We also see Hervey’s mother – a fluttery, nervous woman who feels very overwhelmed by the situation. Then there’s Bell’s parents – an emotionless man whose main regret is marrying the beautiful young woman who fell pregnant with his baby and thus had to get an engagement ring. He resents Bell for being too like her mother (even though the pregnancy in question turned out to be a son, much more like himself than his wife.)
I’m racing through characters because there are an awful lot of people we get to know well – Lucas, Hervey and Bell also each have friends, some of whom have spouses and children to meet too. I think Cooper spread her net perhaps a little too wide, and sometimes I struggled to remember who people were or if we’d met them before. She is great at getting deep into someone’s personality, but slightly fewer people would have made this trait pay off a little better, in my opinion.
As for Hervey and Bell themselves – the lustre doesn’t last super long on their relationship, as anyone could tell. Hervey is monstrously selfish. He thinks it ‘makes sense’ for him to finish his play first rather than get a menial job, because then he will be a rich and successful playwright. But he hasn’t actually started the play yet, nor does he have any ideas for it. He lets Bell believe that her son will come and live with them, but secretly will refuse to allow this. He has, essentially, no redeeming qualities. Bell, on the other hand, is more floaty than selfish. She seems to live on another plane, where consequences of actions don’t quite exist. She means nobody any malice, but also doesn’t seem to walk with her feet on the ground. Perhaps the most touching relationship in this novel of flawed relationships is the platonic one she forms with a workman who shouts her a full English breakfast (because she has no money for meals) and they form an extraordinary friendship. It becomes the main plot of the latter section of The Double Heart, but I won’t say any more on that.
How representative of 1962 is this maelstrom of characters and storylines? It comes across when they talk about marriage:
“Your idea is what it [marriage] used to be. When our parents were young they could believe in things lasting. How can we, when it’s obvious that we shall probably all be blown up in a year or two?”
“I think the only to take that situation is to go on living as if it wasn’t going to happen. Just as a solider must behave as if he wasn’t going to be killed.”

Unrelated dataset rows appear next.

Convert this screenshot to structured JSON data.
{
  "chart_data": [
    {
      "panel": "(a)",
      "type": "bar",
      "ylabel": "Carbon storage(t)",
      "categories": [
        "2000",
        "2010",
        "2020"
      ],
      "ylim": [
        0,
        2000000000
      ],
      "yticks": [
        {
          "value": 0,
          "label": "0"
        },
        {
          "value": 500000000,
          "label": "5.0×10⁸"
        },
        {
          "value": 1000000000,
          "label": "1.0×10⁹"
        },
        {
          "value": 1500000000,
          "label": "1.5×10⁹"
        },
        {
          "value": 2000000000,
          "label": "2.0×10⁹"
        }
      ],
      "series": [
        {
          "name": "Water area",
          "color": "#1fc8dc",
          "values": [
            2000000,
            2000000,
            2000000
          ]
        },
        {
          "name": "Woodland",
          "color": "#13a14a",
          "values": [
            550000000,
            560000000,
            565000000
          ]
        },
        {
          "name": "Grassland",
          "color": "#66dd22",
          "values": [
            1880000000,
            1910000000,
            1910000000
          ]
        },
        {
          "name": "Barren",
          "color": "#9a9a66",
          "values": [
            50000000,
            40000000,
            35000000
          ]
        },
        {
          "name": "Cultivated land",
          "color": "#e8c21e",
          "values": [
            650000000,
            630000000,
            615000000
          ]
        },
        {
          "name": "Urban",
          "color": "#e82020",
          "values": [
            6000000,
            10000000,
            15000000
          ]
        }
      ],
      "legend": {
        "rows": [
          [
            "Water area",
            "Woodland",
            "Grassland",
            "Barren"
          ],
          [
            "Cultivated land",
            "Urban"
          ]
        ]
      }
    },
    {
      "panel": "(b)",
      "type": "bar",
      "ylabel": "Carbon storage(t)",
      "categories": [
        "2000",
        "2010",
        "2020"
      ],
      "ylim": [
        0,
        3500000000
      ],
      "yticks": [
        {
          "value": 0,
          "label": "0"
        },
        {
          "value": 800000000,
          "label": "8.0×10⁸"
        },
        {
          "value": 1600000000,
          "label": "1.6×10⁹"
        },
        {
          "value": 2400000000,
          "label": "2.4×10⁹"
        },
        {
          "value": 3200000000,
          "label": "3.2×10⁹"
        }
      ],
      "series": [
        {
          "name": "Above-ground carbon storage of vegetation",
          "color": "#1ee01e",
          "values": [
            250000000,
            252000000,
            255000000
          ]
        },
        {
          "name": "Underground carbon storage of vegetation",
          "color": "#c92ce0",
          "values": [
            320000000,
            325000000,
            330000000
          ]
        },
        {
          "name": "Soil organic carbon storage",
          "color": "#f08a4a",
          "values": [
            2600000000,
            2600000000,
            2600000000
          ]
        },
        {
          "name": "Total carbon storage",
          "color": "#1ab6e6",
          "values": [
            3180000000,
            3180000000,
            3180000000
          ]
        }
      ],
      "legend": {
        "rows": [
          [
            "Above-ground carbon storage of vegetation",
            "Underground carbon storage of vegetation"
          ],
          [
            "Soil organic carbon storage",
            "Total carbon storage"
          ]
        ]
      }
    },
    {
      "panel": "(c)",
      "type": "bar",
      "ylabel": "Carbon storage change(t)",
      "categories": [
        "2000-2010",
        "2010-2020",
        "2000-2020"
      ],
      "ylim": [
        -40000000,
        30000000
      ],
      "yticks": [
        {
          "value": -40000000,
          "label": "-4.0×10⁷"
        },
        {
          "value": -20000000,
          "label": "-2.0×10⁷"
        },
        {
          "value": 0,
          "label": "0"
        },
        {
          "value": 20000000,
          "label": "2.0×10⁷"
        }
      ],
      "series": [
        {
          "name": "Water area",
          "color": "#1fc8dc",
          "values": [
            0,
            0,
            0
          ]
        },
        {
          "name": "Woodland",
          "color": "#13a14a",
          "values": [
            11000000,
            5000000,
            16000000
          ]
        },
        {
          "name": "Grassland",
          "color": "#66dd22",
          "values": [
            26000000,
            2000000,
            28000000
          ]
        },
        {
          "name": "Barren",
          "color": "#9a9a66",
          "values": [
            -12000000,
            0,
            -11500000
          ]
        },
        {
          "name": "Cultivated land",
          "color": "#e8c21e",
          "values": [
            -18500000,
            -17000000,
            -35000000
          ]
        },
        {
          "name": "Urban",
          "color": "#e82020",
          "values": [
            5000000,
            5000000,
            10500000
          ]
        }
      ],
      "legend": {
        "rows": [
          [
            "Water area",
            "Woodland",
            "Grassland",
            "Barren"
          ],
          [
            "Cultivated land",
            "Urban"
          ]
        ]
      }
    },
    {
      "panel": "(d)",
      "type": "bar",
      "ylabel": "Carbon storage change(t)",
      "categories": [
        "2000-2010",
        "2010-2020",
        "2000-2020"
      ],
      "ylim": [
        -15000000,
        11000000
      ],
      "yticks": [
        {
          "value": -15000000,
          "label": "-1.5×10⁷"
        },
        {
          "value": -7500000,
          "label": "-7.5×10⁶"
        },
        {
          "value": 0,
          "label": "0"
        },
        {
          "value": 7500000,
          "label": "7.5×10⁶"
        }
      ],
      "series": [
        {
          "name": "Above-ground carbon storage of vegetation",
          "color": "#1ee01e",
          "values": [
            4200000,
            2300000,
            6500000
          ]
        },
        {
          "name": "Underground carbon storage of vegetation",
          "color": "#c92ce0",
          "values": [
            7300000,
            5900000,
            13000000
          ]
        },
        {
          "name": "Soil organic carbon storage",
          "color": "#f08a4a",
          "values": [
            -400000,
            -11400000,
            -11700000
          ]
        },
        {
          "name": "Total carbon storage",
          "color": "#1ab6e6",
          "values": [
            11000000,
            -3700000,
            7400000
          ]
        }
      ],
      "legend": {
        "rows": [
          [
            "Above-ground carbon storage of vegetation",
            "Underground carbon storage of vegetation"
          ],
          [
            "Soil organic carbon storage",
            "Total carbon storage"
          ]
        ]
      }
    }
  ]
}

Perhaps every generation thinks that the previous generation had more stability – and every generation thinks that theirs is more liberal in marriage. But only a handful would have had that genuine fear that they could be ‘blown up in a year or two’. I suppose that might be the sort of thing that would make someone abandon their family on a whim?

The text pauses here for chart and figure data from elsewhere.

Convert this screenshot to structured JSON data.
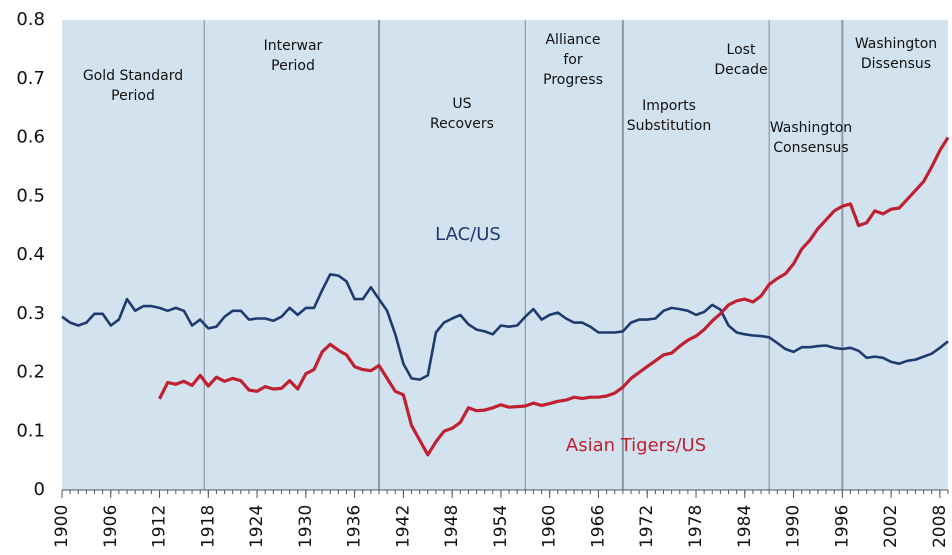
{
  "chart_data": {
    "type": "line",
    "x": [
      1900,
      1901,
      1902,
      1903,
      1904,
      1905,
      1906,
      1907,
      1908,
      1909,
      1910,
      1911,
      1912,
      1913,
      1914,
      1915,
      1916,
      1917,
      1918,
      1919,
      1920,
      1921,
      1922,
      1923,
      1924,
      1925,
      1926,
      1927,
      1928,
      1929,
      1930,
      1931,
      1932,
      1933,
      1934,
      1935,
      1936,
      1937,
      1938,
      1939,
      1940,
      1941,
      1942,
      1943,
      1944,
      1945,
      1946,
      1947,
      1948,
      1949,
      1950,
      1951,
      1952,
      1953,
      1954,
      1955,
      1956,
      1957,
      1958,
      1959,
      1960,
      1961,
      1962,
      1963,
      1964,
      1965,
      1966,
      1967,
      1968,
      1969,
      1970,
      1971,
      1972,
      1973,
      1974,
      1975,
      1976,
      1977,
      1978,
      1979,
      1980,
      1981,
      1982,
      1983,
      1984,
      1985,
      1986,
      1987,
      1988,
      1989,
      1990,
      1991,
      1992,
      1993,
      1994,
      1995,
      1996,
      1997,
      1998,
      1999,
      2000,
      2001,
      2002,
      2003,
      2004,
      2005,
      2006,
      2007,
      2008,
      2009
    ],
    "series": [
      {
        "name": "LAC/US",
        "color": "#1f3a6e",
        "values": [
          0.295,
          0.285,
          0.28,
          0.285,
          0.3,
          0.3,
          0.28,
          0.29,
          0.325,
          0.305,
          0.313,
          0.313,
          0.31,
          0.305,
          0.31,
          0.305,
          0.28,
          0.29,
          0.275,
          0.278,
          0.295,
          0.305,
          0.305,
          0.29,
          0.292,
          0.292,
          0.288,
          0.295,
          0.31,
          0.298,
          0.31,
          0.31,
          0.34,
          0.367,
          0.365,
          0.355,
          0.325,
          0.325,
          0.345,
          0.325,
          0.305,
          0.265,
          0.215,
          0.19,
          0.188,
          0.195,
          0.268,
          0.285,
          0.292,
          0.298,
          0.282,
          0.273,
          0.27,
          0.265,
          0.28,
          0.278,
          0.28,
          0.295,
          0.308,
          0.29,
          0.298,
          0.302,
          0.292,
          0.285,
          0.285,
          0.278,
          0.268,
          0.268,
          0.268,
          0.27,
          0.285,
          0.29,
          0.29,
          0.292,
          0.305,
          0.31,
          0.308,
          0.305,
          0.298,
          0.303,
          0.315,
          0.307,
          0.28,
          0.268,
          0.265,
          0.263,
          0.262,
          0.26,
          0.25,
          0.24,
          0.235,
          0.243,
          0.243,
          0.245,
          0.246,
          0.242,
          0.24,
          0.242,
          0.237,
          0.225,
          0.227,
          0.225,
          0.218,
          0.215,
          0.22,
          0.222,
          0.227,
          0.232,
          0.242,
          0.253
        ]
      },
      {
        "name": "Asian Tigers/US",
        "color": "#c0202f",
        "values": [
          null,
          null,
          null,
          null,
          null,
          null,
          null,
          null,
          null,
          null,
          null,
          null,
          0.155,
          0.183,
          0.18,
          0.185,
          0.178,
          0.195,
          0.177,
          0.192,
          0.185,
          0.19,
          0.186,
          0.17,
          0.168,
          0.176,
          0.172,
          0.173,
          0.186,
          0.172,
          0.198,
          0.205,
          0.235,
          0.248,
          0.238,
          0.23,
          0.21,
          0.205,
          0.203,
          0.212,
          0.19,
          0.168,
          0.162,
          0.11,
          0.085,
          0.06,
          0.082,
          0.1,
          0.105,
          0.115,
          0.14,
          0.135,
          0.136,
          0.14,
          0.145,
          0.141,
          0.142,
          0.143,
          0.148,
          0.144,
          0.147,
          0.151,
          0.153,
          0.158,
          0.156,
          0.158,
          0.158,
          0.16,
          0.165,
          0.175,
          0.19,
          0.2,
          0.21,
          0.22,
          0.23,
          0.233,
          0.245,
          0.255,
          0.262,
          0.273,
          0.288,
          0.3,
          0.315,
          0.322,
          0.325,
          0.32,
          0.33,
          0.35,
          0.36,
          0.368,
          0.385,
          0.41,
          0.425,
          0.445,
          0.46,
          0.475,
          0.483,
          0.487,
          0.45,
          0.455,
          0.475,
          0.47,
          0.478,
          0.48,
          0.495,
          0.51,
          0.525,
          0.55,
          0.578,
          0.6
        ]
      }
    ],
    "xlim": [
      1900,
      2009
    ],
    "xticks": [
      1900,
      1906,
      1912,
      1918,
      1924,
      1930,
      1936,
      1942,
      1948,
      1954,
      1960,
      1966,
      1972,
      1978,
      1984,
      1990,
      1996,
      2002,
      2008
    ],
    "ylim": [
      0,
      0.8
    ],
    "yticks": [
      0,
      0.1,
      0.2,
      0.3,
      0.4,
      0.5,
      0.6,
      0.7,
      0.8
    ],
    "dividers": [
      1917.5,
      1939,
      1957,
      1969,
      1987,
      1996
    ],
    "annotations": [
      {
        "lines": [
          "Gold Standard",
          "Period"
        ]
      },
      {
        "lines": [
          "Interwar",
          "Period"
        ]
      },
      {
        "lines": [
          "US",
          "Recovers"
        ]
      },
      {
        "lines": [
          "Alliance",
          "for",
          "Progress"
        ]
      },
      {
        "lines": [
          "Imports",
          "Substitution"
        ]
      },
      {
        "lines": [
          "Lost",
          "Decade"
        ]
      },
      {
        "lines": [
          "Washington",
          "Consensus"
        ]
      },
      {
        "lines": [
          "Washington",
          "Dissensus"
        ]
      }
    ]
  }
}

Whether or not the catalysing moment for The Double Heart is plausible, I really enjoyed what Cooper did with it. It’s an interesting way of looking at sudden romance that throws caution to the wind. Following all the people left hurt and disoriented by this caution-throwing gives opportunity for a compelling plot and a wide range of characters – and Cooper shows that she is every bit as adept at writing about 1960s society as she is at 1930s. Hopefully more of her books will be read and discovered – she’s far from a one-trick, or even a one-decade, pony.